As a Bishop in the South, that includes having to face the anti-Catholic hostility of some Christians who not only are terribly misinformed about the Catholic Christian faith but actually participate in promoting virulently Anti-Catholic literature. There are few examples worse than the notorious "Jack Chick" tracts. One of the worst is the horrid anti-Catholic tract entitled "The Death Cookie" which denigrates the most Holy Eucharist, calling it a "death cookie". It is sacrilegious, blasphemous and disgusting!

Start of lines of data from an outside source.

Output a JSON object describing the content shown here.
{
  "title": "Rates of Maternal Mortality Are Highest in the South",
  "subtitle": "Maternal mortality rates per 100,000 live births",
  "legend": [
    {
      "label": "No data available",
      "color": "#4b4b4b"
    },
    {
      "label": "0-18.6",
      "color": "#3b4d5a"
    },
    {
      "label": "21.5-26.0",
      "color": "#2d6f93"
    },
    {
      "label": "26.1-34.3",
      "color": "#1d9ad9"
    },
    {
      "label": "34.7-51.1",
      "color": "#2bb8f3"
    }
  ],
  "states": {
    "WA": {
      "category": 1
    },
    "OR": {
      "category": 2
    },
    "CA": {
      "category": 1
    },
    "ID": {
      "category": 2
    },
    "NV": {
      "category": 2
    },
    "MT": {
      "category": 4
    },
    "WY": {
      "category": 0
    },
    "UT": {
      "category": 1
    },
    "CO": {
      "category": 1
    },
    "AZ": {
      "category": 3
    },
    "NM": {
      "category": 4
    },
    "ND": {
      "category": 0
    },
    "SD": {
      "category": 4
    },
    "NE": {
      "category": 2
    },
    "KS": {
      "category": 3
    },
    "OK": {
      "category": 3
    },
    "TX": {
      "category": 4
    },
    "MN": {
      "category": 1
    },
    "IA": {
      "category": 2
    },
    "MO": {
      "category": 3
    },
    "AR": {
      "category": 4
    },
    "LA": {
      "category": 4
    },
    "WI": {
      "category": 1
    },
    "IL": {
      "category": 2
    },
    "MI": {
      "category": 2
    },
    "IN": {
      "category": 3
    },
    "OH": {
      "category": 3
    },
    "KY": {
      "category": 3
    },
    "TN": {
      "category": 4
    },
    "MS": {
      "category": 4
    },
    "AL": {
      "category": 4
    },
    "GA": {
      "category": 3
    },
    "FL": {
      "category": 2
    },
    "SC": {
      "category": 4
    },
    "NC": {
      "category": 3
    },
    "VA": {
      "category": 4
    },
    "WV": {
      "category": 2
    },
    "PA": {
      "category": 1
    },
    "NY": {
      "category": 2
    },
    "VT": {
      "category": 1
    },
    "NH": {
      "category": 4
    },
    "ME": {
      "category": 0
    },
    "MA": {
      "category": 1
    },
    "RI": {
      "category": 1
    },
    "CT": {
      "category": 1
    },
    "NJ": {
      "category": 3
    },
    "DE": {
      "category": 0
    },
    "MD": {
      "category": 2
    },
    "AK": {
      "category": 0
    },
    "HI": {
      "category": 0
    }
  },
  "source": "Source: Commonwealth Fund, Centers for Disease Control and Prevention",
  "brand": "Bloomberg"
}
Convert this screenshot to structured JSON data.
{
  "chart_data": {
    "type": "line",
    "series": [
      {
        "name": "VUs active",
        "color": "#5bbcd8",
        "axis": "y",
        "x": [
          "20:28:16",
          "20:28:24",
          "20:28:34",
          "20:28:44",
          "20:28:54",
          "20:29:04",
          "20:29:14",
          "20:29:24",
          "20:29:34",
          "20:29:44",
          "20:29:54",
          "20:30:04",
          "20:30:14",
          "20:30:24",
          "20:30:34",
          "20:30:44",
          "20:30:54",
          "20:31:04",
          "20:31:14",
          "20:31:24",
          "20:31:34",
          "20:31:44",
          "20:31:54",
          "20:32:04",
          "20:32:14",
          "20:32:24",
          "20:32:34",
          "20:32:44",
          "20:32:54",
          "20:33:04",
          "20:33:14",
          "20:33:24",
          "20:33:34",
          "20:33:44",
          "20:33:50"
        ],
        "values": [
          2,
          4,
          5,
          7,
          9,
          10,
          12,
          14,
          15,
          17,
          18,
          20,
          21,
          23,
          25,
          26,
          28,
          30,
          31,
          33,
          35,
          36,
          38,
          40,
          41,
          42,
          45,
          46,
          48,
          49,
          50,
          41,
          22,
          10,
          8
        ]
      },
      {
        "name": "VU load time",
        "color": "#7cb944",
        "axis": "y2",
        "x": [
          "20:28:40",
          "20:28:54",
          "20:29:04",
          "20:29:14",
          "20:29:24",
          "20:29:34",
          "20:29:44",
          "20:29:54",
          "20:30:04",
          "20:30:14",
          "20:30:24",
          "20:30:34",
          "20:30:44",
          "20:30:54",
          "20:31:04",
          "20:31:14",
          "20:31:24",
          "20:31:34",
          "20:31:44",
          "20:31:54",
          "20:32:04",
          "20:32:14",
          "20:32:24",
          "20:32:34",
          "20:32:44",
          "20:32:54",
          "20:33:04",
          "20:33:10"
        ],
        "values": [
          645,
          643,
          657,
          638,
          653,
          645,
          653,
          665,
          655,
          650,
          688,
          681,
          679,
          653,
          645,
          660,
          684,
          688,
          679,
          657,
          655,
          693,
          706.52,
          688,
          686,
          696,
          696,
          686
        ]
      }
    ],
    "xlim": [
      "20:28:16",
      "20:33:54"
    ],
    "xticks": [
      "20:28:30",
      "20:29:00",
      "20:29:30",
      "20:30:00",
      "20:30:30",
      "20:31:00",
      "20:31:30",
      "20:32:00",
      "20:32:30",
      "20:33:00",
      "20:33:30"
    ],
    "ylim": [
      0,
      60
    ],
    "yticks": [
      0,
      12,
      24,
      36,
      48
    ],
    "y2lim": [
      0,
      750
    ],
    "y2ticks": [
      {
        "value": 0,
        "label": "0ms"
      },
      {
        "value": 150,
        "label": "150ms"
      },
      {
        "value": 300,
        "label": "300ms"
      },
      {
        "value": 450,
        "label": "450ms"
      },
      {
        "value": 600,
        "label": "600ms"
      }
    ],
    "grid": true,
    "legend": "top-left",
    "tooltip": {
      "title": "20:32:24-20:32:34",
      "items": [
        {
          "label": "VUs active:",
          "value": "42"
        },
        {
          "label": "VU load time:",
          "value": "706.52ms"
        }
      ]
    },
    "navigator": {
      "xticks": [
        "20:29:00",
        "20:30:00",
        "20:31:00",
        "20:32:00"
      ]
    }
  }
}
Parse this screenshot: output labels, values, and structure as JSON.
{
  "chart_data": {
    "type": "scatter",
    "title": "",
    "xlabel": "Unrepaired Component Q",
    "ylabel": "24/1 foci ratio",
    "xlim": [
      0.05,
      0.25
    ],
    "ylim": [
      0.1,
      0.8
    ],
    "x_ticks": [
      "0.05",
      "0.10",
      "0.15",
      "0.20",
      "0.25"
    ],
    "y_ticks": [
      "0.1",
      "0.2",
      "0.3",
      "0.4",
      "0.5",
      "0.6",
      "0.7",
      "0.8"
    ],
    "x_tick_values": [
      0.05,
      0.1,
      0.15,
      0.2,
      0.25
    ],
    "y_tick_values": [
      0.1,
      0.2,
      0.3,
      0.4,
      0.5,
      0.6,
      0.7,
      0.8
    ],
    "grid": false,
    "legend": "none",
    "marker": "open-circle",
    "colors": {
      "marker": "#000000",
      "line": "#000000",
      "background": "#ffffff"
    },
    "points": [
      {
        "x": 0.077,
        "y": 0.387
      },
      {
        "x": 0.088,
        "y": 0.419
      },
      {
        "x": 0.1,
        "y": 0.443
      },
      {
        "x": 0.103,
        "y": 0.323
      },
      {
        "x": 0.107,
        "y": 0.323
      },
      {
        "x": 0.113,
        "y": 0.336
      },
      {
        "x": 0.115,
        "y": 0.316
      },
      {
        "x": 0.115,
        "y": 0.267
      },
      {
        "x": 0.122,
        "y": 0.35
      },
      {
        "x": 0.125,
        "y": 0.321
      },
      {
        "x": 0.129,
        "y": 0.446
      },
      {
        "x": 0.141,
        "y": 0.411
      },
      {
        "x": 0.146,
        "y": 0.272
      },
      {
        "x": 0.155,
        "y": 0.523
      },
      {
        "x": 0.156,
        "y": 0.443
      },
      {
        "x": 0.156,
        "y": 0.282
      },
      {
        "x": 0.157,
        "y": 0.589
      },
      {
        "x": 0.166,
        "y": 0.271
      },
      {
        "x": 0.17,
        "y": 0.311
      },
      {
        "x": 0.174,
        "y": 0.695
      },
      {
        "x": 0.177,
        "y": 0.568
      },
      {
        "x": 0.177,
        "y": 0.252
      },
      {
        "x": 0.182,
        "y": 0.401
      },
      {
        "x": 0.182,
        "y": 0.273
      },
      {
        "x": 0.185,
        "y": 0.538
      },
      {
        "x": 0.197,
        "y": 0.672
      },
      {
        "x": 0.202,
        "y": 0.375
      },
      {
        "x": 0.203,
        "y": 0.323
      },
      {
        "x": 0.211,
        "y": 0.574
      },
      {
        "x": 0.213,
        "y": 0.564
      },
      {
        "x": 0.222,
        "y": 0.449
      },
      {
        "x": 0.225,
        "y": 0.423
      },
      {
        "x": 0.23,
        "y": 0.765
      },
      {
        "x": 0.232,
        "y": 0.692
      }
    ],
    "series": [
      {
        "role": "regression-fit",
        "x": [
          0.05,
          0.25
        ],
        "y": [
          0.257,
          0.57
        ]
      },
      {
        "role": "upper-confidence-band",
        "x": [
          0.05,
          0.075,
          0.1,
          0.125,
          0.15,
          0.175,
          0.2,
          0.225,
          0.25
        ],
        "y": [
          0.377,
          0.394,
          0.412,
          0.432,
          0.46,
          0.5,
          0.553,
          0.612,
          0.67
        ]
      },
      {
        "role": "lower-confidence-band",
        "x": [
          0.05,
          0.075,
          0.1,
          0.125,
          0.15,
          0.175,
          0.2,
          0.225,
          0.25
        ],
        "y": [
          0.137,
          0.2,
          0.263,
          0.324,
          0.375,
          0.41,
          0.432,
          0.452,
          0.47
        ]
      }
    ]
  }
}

These hateful and virulently Anti-Catholic "tracts" were being distributed in this Bishop's Diocese. They were disturbing the faithful and misinforming those Christians of other communities who are called to find the fullness of Christian faith in the full communion of the Catholic Church. They were also also causing a controversy among the faithful.
So, what did this Bishop do? He did not sit idly by. He did not delegate the task to a member of his staff. Rather, he defended the Catholic Faith handed down to us from the Apostles. In so doing he demonstrated both his skill as a Catholic apologist and his courage as Bishop. He is indeed a successor of the Apostles in this new missionary age.
As someone who has spent over three decades in authentic ecumenical work, experiencing both the fulfillment and the struggle, I know the challenge very well. I also know how important it is for Bishops like this one to show us how to respond to this kind of attack against our beloved Catholic faith while remembering that "to those to whom much is given, much will be required."
We present the statement of this good Bishop as a model for how we are all called to defend the Catholic faith against attack while using every opportunity to instruct those who are misinformed...and even reach out to those who are Anti-Catholic. We also commend this good Bishop for showing us all the way. That is what it means to be a true teacher of the faithful and a Catholic Bishop.
Bishop Stika responds to distribution of anti-Catholic tracts
KNOXVILLE- Bishop Richard F. Stika of the Diocese of Knoxville has made the following statement in response to the recently publicized distribution of anti-Catholic tracts in Pigeon Forge:
"The Roman Catholic Diocese of Knoxville includes 47 parishes and 36 counties in East Tennessee, including Holy Cross Parish in Pigeon Forge. As bishop of the Diocese of Knoxville, I wish first to state my deep respect and love for my Protestant brothers and sisters, with whom we acknowledge and worship but one Lord and Savior, Jesus Christ-and for all the members of other faiths, with whom we also share certain foundational beliefs.
I also wish to acknowledge the many Christian denominations, including the many Baptist churches in East Tennessee, with whom we pray and work in solidarity, according to the truths of the Gospel, in order to promote a culture of life. This culture of life is based on a Christian anthropology that recognizes man and woman as images of God, an essential truth for the formation of a correct vision of society. I am thinking also of our shared efforts in promoting and protecting the sanctity and dignity of every person in the womb and of the holy institution of marriage and the family as our Heavenly Creator designed them to be.
At this moment, however, I am greatly saddened by the reprehensible acts of prejudice and hatred of a few souls who, out of ignorance of Catholic teachings, have promoted the distribution of anti-Catholic tracts. These tracts contain outright lies and blatant exaggerations.
The rationale one Baptist pastor gave in support of distributing these reprehensible, discriminatory, and bigoted tracts was that he was trying to point out the primary difference his church has with Catholics: the belief that a person does not and cannot work his or her way to salvation. Unfortunately, this pastor does not have a correct understanding of what the Catholic faith teaches in this regard-and he even admitted as much.
In Catholic theology, the term justification means the cleansing of a personīs sin and the communication - by grace - of "the righteousness of God through faith in Jesus Christ" (Romans 3:22) through baptism. Additionally, Catholics take very seriously the Sacred Scripture, "Ye see then how that by works a man is justified, and not by faith only" ( James 2:24).